Het weeshuis Arco Iris, wat betekent regenboog, is een flink ommuurd dorp. Je komt er enkel binnen via de poort met een bewaker die zorgvuldig registreert wie er komt en gaat. Er is een receptie en administratief centrum. Momenteel is het hier nog vakantie. We rijden langs de verzorgde klaslokalen met aangelegd tuintje, de huizen waar 250 kinderen – 20 procent blijkt besmet met HIV – wonen met hun begeleidster, een kerk, een technisch atelier waar reparaties worden uitgevoerd, een vrij ruime parking… en het gastenverblijf waar wij worden ondergebracht.

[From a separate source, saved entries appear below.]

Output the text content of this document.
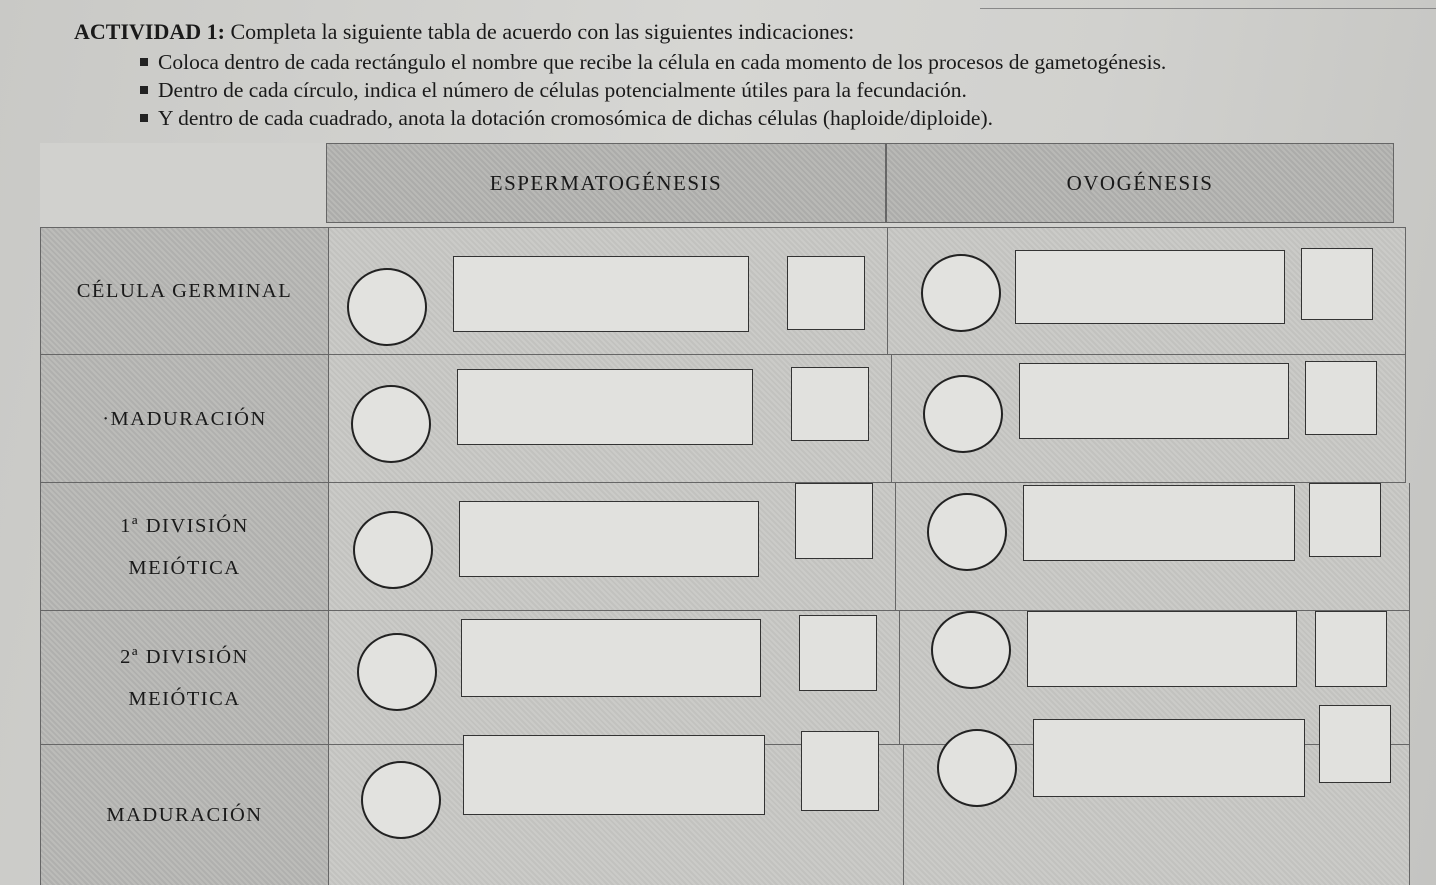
ACTIVIDAD 1: Completa la siguiente tabla de acuerdo con las siguientes indicaciones:
Coloca dentro de cada rectángulo el nombre que recibe la célula en cada momento de los procesos de gametogénesis.
Dentro de cada círculo, indica el número de células potencialmente útiles para la fecundación.
Y dentro de cada cuadrado, anota la dotación cromosómica de dichas células (haploide/diploide).
ESPERMATOGÉNESIS	OVOGÉNESIS
CÉLULA GERMINAL
·MADURACIÓN
1ª DIVISIÓN
MEIÓTICA
2ª DIVISIÓN
MEIÓTICA
MADURACIÓN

We blijken er niet de enige gasten te zijn. Een jong koppel uit Marseille en een Amerikaan zijn er net als wij voor een paar dagen te gast. Onze kamer is ondergebracht in een gebouwtje met een dak in golfplaten en er staan drie stapelbedden. Het is er snikheet. Gelukkig staat er een ventilator. Ondertussen hebben we ook Hilde Vandelanotte en Geert Dedecker, beiden uit Roeselare, opgehaald op de moderne luchthaven van Maputo. Hilde Vandelanotte heeft een aantal jaren in Maputo gewerkt voor Artsen Zonder Grenzen en haar adoptiedochter Marta heeft in Arco Iris gewoond. Hilde komt er nog altijd graag terug. In het weeshuis worden we voorgesteld aan Steve, de bezieler van het hele complex. Steve is een charismatische Australiër die er samen met zijn vrouw Ros het weeshuis heeft opgericht. Hij reist regelmatig de hele wereld af om met zijn voordrachten de nodige fondsen te verzamelen om zijn project draaiende te houden. We ontmoeten er ook Helen. Helen is afkomstig uit Nieuw-Zeeland en werkt er al een drietal jaar. Ze nodigt ons uit om straks naar de kinderviering in de kerk te komen. Aangezien we een lange rit achter de rug hebben en bovendien sinds het ontbijt niets meer gegeten hebben, bedank ik haar vriendelijk.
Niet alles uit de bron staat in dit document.